I'd probably use itertools::assert_equal to test the iterator's sequence though.

Awesome! Didn't know about its existance. :)

So for example I'd prefer a test that tested all possible window sizes, since that's more exhaustive.

True! I will first implement some naive implementations and later add some exhaustive tests. I would also like to test other dimensionalities, such as 3D.

Robbepop commented 7 years ago
#[test]
fn test_windows_iterator_simple() {
    let a = Array::from_iter(10..30).into_shape((5, 4)).unwrap();
    itertools::assert_equal(
        windows(a.view(), Dim((3, 2))),
        vec![
            arr2(&[ [10, 11], [14, 15], [18, 19] ]),
            arr2(&[ [11, 12], [15, 16], [19, 20] ]),
            arr2(&[ [12, 13], [16, 17], [20, 21] ]),

            arr2(&[ [14, 15], [18, 19], [22, 23] ]),
            arr2(&[ [15, 16], [19, 20], [23, 24] ]),
            arr2(&[ [16, 17], [20, 21], [24, 25] ]),

            arr2(&[ [18, 19], [22, 23], [26, 27] ]),
            arr2(&[ [19, 20], [23, 24], [27, 28] ]),
            arr2(&[ [20, 21], [24, 25], [28, 29] ])
        ]);
}
Robbepop commented 7 years ago

All tests are passing now but this one:

/// Test that verifites that no windows are yielded on oversized window sizes.
#[test]
fn windows_iterator_oversized() {
    let a = Array::from_iter(10..37)
        .into_shape((3, 3, 3))
        .unwrap();
    let mut iter = windows(a.view(), Dim((4, 3, 2))); // (4,3,2) doesn't fit into (3,3,3) => oversized!
    assert_eq!(iter.next(), None);
}

How is this functionality achieved in itertors using BaseIter in general? I do not want to implement it via a hack ...

bluss commented 7 years ago

Just make sure the dimension of the iterator is computed to be (0, 1, 2) which means 0 elements

Robbepop commented 7 years ago

Ah nice, I got screwed by this because of another bug with underflowed subtraction. All tests are working now.

bluss commented 7 years ago

Sorry for all the churn around NdProducer and so on. It's a big project to make it work.. and a lot needs to change around it. Let me know, I'm fine with merging a windows iterator and fixing it to be ndproducer.

Robbepop commented 7 years ago

Sorry for not notifying you on the status of the current windows implementation and tests. I haven't had that much time in the past days ... I will make a PR today if I can get it working. =)

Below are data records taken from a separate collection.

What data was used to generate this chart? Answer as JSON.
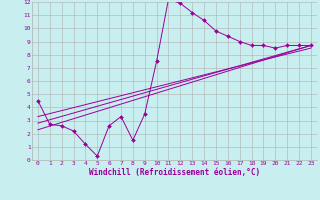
{
  "xlabel": "Windchill (Refroidissement éolien,°C)",
  "bg_color": "#c8eef0",
  "line_color": "#990099",
  "grid_color": "#b0b0b0",
  "xlim": [
    -0.5,
    23.5
  ],
  "ylim": [
    0,
    12
  ],
  "xticks": [
    0,
    1,
    2,
    3,
    4,
    5,
    6,
    7,
    8,
    9,
    10,
    11,
    12,
    13,
    14,
    15,
    16,
    17,
    18,
    19,
    20,
    21,
    22,
    23
  ],
  "yticks": [
    0,
    1,
    2,
    3,
    4,
    5,
    6,
    7,
    8,
    9,
    10,
    11,
    12
  ],
  "line1_x": [
    0,
    1,
    2,
    3,
    4,
    5,
    6,
    7,
    8,
    9,
    10,
    11,
    12,
    13,
    14,
    15,
    16,
    17,
    18,
    19,
    20,
    21,
    22,
    23
  ],
  "line1_y": [
    4.5,
    2.7,
    2.6,
    2.2,
    1.2,
    0.3,
    2.6,
    3.3,
    1.5,
    3.5,
    7.5,
    12.2,
    11.9,
    11.2,
    10.6,
    9.8,
    9.4,
    9.0,
    8.7,
    8.7,
    8.5,
    8.7,
    8.7,
    8.7
  ],
  "line2_x": [
    0,
    23
  ],
  "line2_y": [
    2.3,
    8.7
  ],
  "line3_x": [
    0,
    23
  ],
  "line3_y": [
    2.8,
    8.7
  ],
  "line4_x": [
    0,
    23
  ],
  "line4_y": [
    3.3,
    8.5
  ],
  "tick_fontsize": 4.5,
  "xlabel_fontsize": 5.5
}
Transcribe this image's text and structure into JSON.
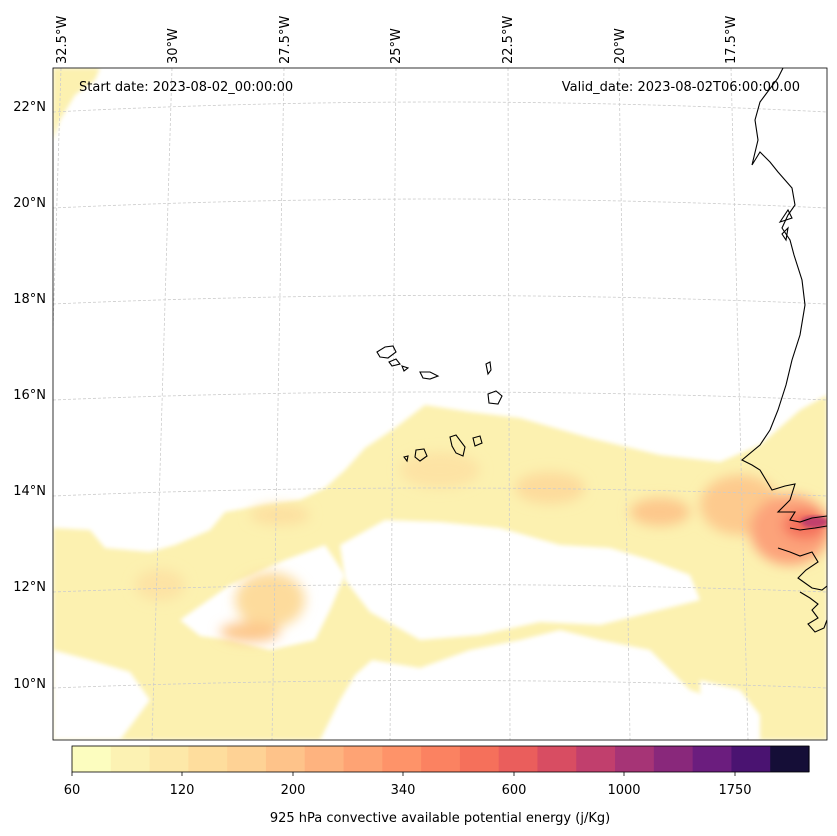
{
  "header": {
    "start_date": "Start date: 2023-08-02_00:00:00",
    "valid_date": "Valid_date: 2023-08-02T06:00:00.00"
  },
  "map": {
    "lon_labels": [
      "32.5°W",
      "30°W",
      "27.5°W",
      "25°W",
      "22.5°W",
      "20°W",
      "17.5°W"
    ],
    "lat_labels": [
      "22°N",
      "20°N",
      "18°N",
      "16°N",
      "14°N",
      "12°N",
      "10°N"
    ],
    "gridlines": true,
    "coastline_color": "#000000"
  },
  "colorbar": {
    "label": "925 hPa convective available potential energy (j/Kg)",
    "tick_labels": [
      "60",
      "120",
      "200",
      "340",
      "600",
      "1000",
      "1750"
    ],
    "colors": [
      "#fcfdbf",
      "#fcf2b3",
      "#fde8a8",
      "#fedd9d",
      "#fed295",
      "#fec38a",
      "#feb37f",
      "#fea374",
      "#fe9369",
      "#fb8261",
      "#f5705b",
      "#ea5e5c",
      "#d84d62",
      "#c13f6d",
      "#a63476",
      "#89287b",
      "#6b1d7e",
      "#4a1371",
      "#150e37"
    ]
  }
}
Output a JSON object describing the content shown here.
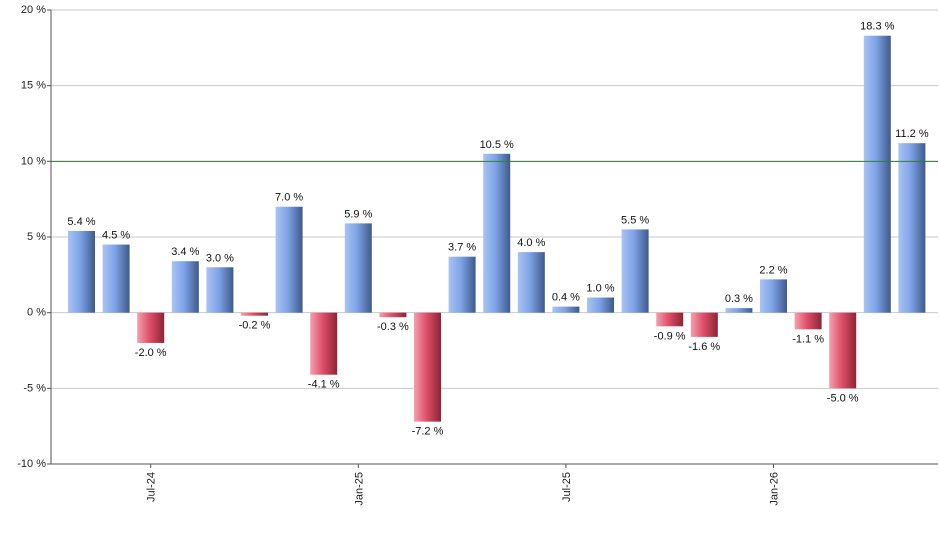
{
  "chart_data": {
    "type": "bar",
    "title": "",
    "xlabel": "",
    "ylabel": "",
    "ylim": [
      -10,
      20
    ],
    "y_unit_suffix": " %",
    "y_ticks": [
      {
        "value": 20,
        "label": "20 %"
      },
      {
        "value": 15,
        "label": "15 %"
      },
      {
        "value": 10,
        "label": "10 %"
      },
      {
        "value": 5,
        "label": "5 %"
      },
      {
        "value": 0,
        "label": "0 %"
      },
      {
        "value": -5,
        "label": "-5 %"
      },
      {
        "value": -10,
        "label": "-10 %"
      }
    ],
    "x_ticks": [
      {
        "index": 2,
        "label": "Jul-24"
      },
      {
        "index": 8,
        "label": "Jan-25"
      },
      {
        "index": 14,
        "label": "Jul-25"
      },
      {
        "index": 20,
        "label": "Jan-26"
      }
    ],
    "values": [
      5.4,
      4.5,
      -2.0,
      3.4,
      3.0,
      -0.2,
      7.0,
      -4.1,
      5.9,
      -0.3,
      -7.2,
      3.7,
      10.5,
      4.0,
      0.4,
      1.0,
      5.5,
      -0.9,
      -1.6,
      0.3,
      2.2,
      -1.1,
      -5.0,
      18.3,
      11.2
    ],
    "data_labels": [
      "5.4 %",
      "4.5 %",
      "-2.0 %",
      "3.4 %",
      "3.0 %",
      "-0.2 %",
      "7.0 %",
      "-4.1 %",
      "5.9 %",
      "-0.3 %",
      "-7.2 %",
      "3.7 %",
      "10.5 %",
      "4.0 %",
      "0.4 %",
      "1.0 %",
      "5.5 %",
      "-0.9 %",
      "-1.6 %",
      "0.3 %",
      "2.2 %",
      "-1.1 %",
      "-5.0 %",
      "18.3 %",
      "11.2 %"
    ],
    "reference_line": {
      "value": 10,
      "color": "#2e7d32"
    },
    "grid": true,
    "colors": {
      "positive": "#7fa3e6",
      "positive_dark": "#3e5a8c",
      "negative": "#e0506a",
      "negative_dark": "#8c2436",
      "grid": "#c8c8c8",
      "axis": "#555555"
    }
  }
}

Robbepop commented 7 years ago

PR completed #306 - awaiting feedback

Robbepop commented 7 years ago

I have added a task-list for the todos until this issue can finally be closed. We should discuss if we still need and/or want the RaggedChunks iterator.

bluss commented 7 years ago

Good. Lists are good. Checking things off is the next best thing to closing issues :wink: Thanks for working on Windows and working with ndarray in general.

Robbepop commented 7 years ago

And thank you for maintaining all these awesome, high-quality libraries that are critical for the well-being of the rust ecosystem!